A: Opinions vary because the simple act of joining a group of data-driven marketers and optimizers means you get exposed to different points of view and learn from the mistakes and the efforts of others.
The following are some communities that Converters frequent and find value in.
The CXL Facebook Group: Moderated by CXL. Great place to hang out and keep a finger on the pulse of what optimizers are focusing on.
Conversion World: This is hardcore optimization & experimentation. Members mean business when it comes to CRO. There are online events, virtual round-tables, and e-conferences for the analytics experts in the know.
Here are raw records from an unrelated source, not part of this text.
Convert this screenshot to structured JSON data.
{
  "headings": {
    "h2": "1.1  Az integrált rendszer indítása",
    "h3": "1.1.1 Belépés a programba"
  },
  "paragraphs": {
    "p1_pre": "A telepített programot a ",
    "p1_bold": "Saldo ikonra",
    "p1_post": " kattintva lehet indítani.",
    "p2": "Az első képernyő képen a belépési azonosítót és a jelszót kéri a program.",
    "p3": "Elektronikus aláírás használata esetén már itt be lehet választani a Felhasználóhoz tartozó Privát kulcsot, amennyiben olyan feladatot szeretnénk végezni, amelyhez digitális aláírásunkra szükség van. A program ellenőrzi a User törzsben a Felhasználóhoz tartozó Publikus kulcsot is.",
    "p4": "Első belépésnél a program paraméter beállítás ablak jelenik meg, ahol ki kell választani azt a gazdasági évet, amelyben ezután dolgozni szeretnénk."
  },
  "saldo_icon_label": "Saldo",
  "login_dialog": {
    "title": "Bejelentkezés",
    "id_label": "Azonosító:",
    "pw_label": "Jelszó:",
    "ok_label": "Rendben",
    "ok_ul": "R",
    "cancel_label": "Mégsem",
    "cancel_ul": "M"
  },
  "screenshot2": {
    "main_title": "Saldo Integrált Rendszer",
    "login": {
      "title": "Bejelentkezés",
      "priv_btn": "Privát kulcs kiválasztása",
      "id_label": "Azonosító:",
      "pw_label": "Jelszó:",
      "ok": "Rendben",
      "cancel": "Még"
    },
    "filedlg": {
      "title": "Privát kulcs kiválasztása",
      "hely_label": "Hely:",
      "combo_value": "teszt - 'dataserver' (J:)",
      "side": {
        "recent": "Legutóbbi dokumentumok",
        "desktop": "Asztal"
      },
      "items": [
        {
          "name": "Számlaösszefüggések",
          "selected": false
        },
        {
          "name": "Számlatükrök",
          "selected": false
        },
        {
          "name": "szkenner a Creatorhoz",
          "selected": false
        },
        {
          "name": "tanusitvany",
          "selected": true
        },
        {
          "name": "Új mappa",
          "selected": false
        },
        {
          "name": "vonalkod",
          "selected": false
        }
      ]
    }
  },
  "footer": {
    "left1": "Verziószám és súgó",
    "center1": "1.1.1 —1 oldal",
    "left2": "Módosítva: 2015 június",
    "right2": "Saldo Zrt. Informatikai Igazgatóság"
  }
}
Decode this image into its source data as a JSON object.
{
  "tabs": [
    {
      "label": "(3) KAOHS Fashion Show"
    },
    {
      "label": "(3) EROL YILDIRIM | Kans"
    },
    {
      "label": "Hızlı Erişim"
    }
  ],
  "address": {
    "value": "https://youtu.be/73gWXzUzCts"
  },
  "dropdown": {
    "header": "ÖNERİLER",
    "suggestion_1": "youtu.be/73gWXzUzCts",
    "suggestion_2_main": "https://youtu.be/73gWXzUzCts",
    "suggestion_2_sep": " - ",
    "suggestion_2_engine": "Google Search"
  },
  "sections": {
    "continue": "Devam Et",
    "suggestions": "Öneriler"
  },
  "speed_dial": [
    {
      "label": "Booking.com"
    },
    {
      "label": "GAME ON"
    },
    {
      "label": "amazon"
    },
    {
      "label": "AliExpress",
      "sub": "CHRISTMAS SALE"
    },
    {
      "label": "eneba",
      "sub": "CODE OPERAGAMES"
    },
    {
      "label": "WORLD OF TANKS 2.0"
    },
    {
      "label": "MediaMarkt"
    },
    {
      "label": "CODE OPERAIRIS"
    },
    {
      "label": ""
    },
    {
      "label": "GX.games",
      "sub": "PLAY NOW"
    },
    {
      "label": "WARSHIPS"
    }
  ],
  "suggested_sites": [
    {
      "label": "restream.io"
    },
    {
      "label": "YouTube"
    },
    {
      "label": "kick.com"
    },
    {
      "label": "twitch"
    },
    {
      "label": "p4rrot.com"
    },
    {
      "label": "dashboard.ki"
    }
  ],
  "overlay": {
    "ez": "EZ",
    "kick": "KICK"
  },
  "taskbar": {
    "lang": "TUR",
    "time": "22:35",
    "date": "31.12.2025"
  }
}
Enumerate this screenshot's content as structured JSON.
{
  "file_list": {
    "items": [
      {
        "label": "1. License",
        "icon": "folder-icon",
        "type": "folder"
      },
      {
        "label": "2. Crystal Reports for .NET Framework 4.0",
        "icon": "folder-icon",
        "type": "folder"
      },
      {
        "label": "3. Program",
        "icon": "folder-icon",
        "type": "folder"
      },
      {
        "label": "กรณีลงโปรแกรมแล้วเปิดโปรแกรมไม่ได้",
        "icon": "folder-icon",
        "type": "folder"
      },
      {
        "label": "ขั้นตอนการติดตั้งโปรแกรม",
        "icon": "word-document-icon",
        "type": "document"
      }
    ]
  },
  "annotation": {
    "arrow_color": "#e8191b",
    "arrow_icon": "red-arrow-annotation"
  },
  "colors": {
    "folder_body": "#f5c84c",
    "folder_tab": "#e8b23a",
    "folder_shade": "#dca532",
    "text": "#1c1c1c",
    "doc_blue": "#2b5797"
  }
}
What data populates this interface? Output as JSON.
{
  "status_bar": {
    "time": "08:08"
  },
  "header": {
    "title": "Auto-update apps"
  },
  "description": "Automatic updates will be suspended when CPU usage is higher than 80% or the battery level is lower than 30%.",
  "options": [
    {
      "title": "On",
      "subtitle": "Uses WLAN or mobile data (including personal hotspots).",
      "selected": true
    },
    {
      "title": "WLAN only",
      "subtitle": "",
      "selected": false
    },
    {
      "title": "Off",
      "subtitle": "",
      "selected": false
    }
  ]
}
COVIDCRAP: A bold move to offer aid to struggling businesses in the aftermath of the pandemic, #COVIDCRAP is a community of optimizers who are looking to conduct consultation sessions with businesses that need CRO assistance. They have a corresponding Slack group that’s full of success stories and hard wins. This one keeps it real.
CRO.Cafe: This one isn’t exactly a community, but it is fast becoming almost a movement. Hosted by Guido Jansen, CRO.Cafe is a conversational take on everything Conversion Rate Optimization, remote work, and overall business success.
A: There are several great Conversion Rate Optimization degrees and courses out there, but we are going to stick with the one most Converters opt to take.
It’s the gold standard in the world of optimization.
The Conversion Optimization Mini Degree Program by CXL Institute.
If you are worried about the price point, you can also look into the scholarship program that’s in place at CXL.